The attack was on three villages – Gerani, Gangabad and Koujaha – just off the main road. It is a poppy growing area of poor farmers and there were several fields of poppies near the villages. The Taliban are traditionally strong here and the police and soldiers waiting around the villages were said by eyewitnesses to be frightened. This would explain why Afghan army commanders might have been eager to call for US airstrikes, though they would have needed the agreement of American special operations officers.

Provincial officials, including the governor Rohul Amin, say that in the lead-up to the bombing there was heavy fighting between hundreds of Taliban and the Afghan Army and police. Going by Mr Faizy's account there had been, "a fight some seven or eight kilometres from the three villages in which two Afghan Army and a US Humvee were destroyed. A third Afghan Army vehicle was captured." Three police were killed and four wounded, as was one American and one Afghan army soldier. This was hardly a major military engagement, but the pro-government forces seem to have got the worst of it and their burned out vehicles still stand in the road.

The loss of life in Afghanistan from air strikes is often worse than in Iraq where houses are more modern and usually have basements. In the villages in Farah, people were living in compounds with mud brick walls which crumbled easily. Pictures of the aftermath of the attack show people standing beside the remains of a relative which often only looks like a muddy pile of torn meat. One elderly white bearded man, said by neighbours to have lost 30 members of his family, squats despairingly beside a body that has been torn into shreds. Among the few wounded to stay alive is a child with a badly burned face.

One reason why US bombing inflicts such heavy civilian casualties in Afghanistan and Iraq is that both are very poor countries in which houses are very crowded. When the US used air strikes and heavy artillery with little restraint in the siege of Fallujah in 2004 it caused serious loss of life. Wedding parties in both countries have often been mistaken for "terrorist" gatherings and bombed.

In Afghanistan opinion polls show that support for the Taliban and for armed attacks on foreign forces rises sharply after events like the bombing in Farah.
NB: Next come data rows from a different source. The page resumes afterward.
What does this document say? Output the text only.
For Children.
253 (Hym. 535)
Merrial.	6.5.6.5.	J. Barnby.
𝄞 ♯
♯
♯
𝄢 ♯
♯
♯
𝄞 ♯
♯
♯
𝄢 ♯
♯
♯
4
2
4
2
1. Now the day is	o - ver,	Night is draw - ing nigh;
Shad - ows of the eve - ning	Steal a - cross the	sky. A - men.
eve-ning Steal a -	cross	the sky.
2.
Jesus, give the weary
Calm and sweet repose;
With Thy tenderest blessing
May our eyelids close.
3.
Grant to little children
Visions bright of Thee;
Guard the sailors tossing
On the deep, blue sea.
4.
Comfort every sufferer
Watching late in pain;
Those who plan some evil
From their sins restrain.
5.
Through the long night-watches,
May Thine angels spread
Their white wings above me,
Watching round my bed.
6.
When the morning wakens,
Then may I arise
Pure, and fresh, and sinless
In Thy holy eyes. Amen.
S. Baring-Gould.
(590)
President Hamid Karzai frequently criticises the US military for wantonly inflicting civilian casualties, attacks which his opponents say is an opportunistic effort to burnish his nationalist credentials.

The Taliban increasingly use tactics developed by insurgents in Iraq, notably suicide bombing on a mass scale and IEDs, or mines in the road detonated by a control wires or electronically. In Helmand province yesterday a suicide bomber killed 12 civilians in an attack on a foreign military convoy near the bazaar of the town of Gereshk. No foreign troops were killed by the explosion, though two were wounded.